Factitious disorder causes disability to the patient, often resulting in serious injury or adverse reactions related to the treatment [9]. A favorable prognosis is determined by the absence of antisocial personality disorder and by having a work-life balance that is found to be borderline and not at a continuous psychotic level. The treatment focuses more on the management and an important factor is the early recognition of this disorder by the family doctor. Working psychotherapeutically with the patient's physician is more effective than working with the patient alone [20].
Conclusions
In dermatologic practice, the differential diagnosis in situations that have atypical presentations is significant and should be questioned thoroughly. The differential diagnoses to be considered for crusted, blistering lesions include ecthyma and herpes simplex. Others may simulate porphyria cutanea tarda, epidermolysis bullosa acquisita, amyloidosis, vasculitis, pyoderma gangrenosum, cutaneous lymphoma, and drug eruption. Hospital doctors must be alert for this specific diagnosis to recognize patients with factitious disorder and a certain type of psychotherapy is essential (e.g. psychoanalytic psychotherapy) in the case of the patient presented.

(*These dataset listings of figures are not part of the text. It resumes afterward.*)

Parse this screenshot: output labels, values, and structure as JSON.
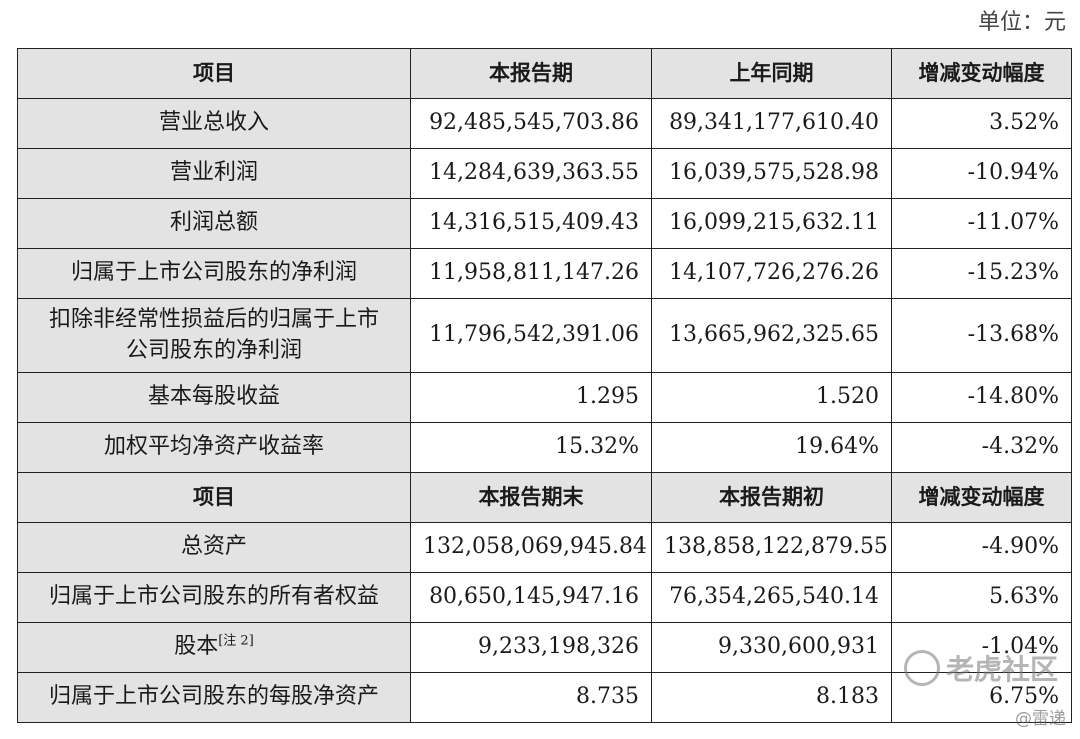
{
  "unit_label": "单位：元",
  "section1": {
    "headers": [
      "项目",
      "本报告期",
      "上年同期",
      "增减变动幅度"
    ],
    "rows": [
      {
        "label": "营业总收入",
        "current": "92,485,545,703.86",
        "prior": "89,341,177,610.40",
        "change": "3.52%"
      },
      {
        "label": "营业利润",
        "current": "14,284,639,363.55",
        "prior": "16,039,575,528.98",
        "change": "-10.94%"
      },
      {
        "label": "利润总额",
        "current": "14,316,515,409.43",
        "prior": "16,099,215,632.11",
        "change": "-11.07%"
      },
      {
        "label": "归属于上市公司股东的净利润",
        "current": "11,958,811,147.26",
        "prior": "14,107,726,276.26",
        "change": "-15.23%"
      },
      {
        "label_line1": "扣除非经常性损益后的归属于上市",
        "label_line2": "公司股东的净利润",
        "current": "11,796,542,391.06",
        "prior": "13,665,962,325.65",
        "change": "-13.68%"
      },
      {
        "label": "基本每股收益",
        "current": "1.295",
        "prior": "1.520",
        "change": "-14.80%"
      },
      {
        "label": "加权平均净资产收益率",
        "current": "15.32%",
        "prior": "19.64%",
        "change": "-4.32%"
      }
    ]
  },
  "section2": {
    "headers": [
      "项目",
      "本报告期末",
      "本报告期初",
      "增减变动幅度"
    ],
    "rows": [
      {
        "label": "总资产",
        "current": "132,058,069,945.84",
        "prior": "138,858,122,879.55",
        "change": "-4.90%"
      },
      {
        "label": "归属于上市公司股东的所有者权益",
        "current": "80,650,145,947.16",
        "prior": "76,354,265,540.14",
        "change": "5.63%"
      },
      {
        "label": "股本",
        "note": "[注 2]",
        "current": "9,233,198,326",
        "prior": "9,330,600,931",
        "change": "-1.04%"
      },
      {
        "label": "归属于上市公司股东的每股净资产",
        "current": "8.735",
        "prior": "8.183",
        "change": "6.75%"
      }
    ]
  },
  "watermark": {
    "text": "老虎社区",
    "sub": "@雷递"
  }
}
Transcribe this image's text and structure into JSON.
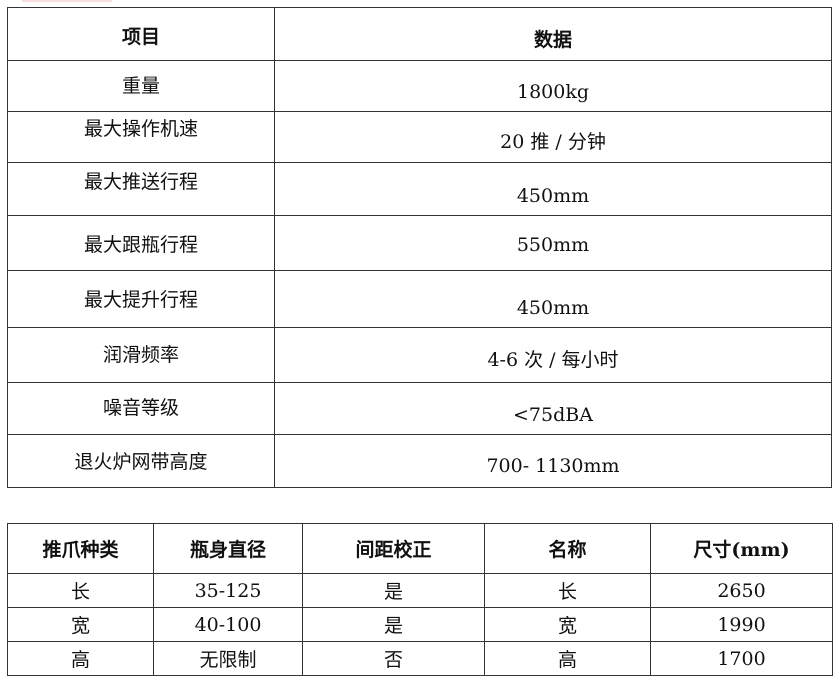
{
  "spec_table": {
    "headers": [
      "项目",
      "数据"
    ],
    "rows": [
      [
        "重量",
        "1800kg"
      ],
      [
        "最大操作机速",
        "20 推 / 分钟"
      ],
      [
        "最大推送行程",
        "450mm"
      ],
      [
        "最大跟瓶行程",
        "550mm"
      ],
      [
        "最大提升行程",
        "450mm"
      ],
      [
        "润滑频率",
        "4-6 次 / 每小时"
      ],
      [
        "噪音等级",
        "<75dBA"
      ],
      [
        "退火炉网带高度",
        "700- 1130mm"
      ]
    ]
  },
  "claw_table": {
    "headers": [
      "推爪种类",
      "瓶身直径",
      "间距校正",
      "名称",
      "尺寸(mm)"
    ],
    "rows": [
      [
        "长",
        "35-125",
        "是",
        "长",
        "2650"
      ],
      [
        "宽",
        "40-100",
        "是",
        "宽",
        "1990"
      ],
      [
        "高",
        "无限制",
        "否",
        "高",
        "1700"
      ]
    ]
  }
}
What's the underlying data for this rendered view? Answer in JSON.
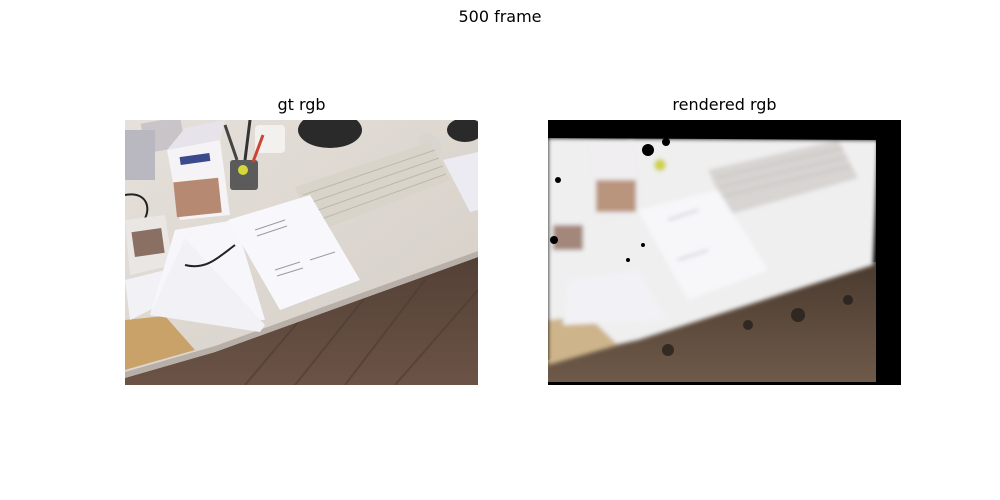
{
  "figure": {
    "suptitle": "500 frame"
  },
  "panels": [
    {
      "title": "gt rgb"
    },
    {
      "title": "rendered rgb"
    }
  ]
}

Patients who end up with this disorder have emotional needs and have severe difficulty communicating with other humans because of this, and the lack of human contact and warmth is masked by illness and medical symptoms. The clinician may suspect factitious disorder when there are indications that the symptoms are not true and when the presence of a benefit is discernible. The psychotherapeutic approach in collaboration with the patient's doctor is more effective than working with the patient alone.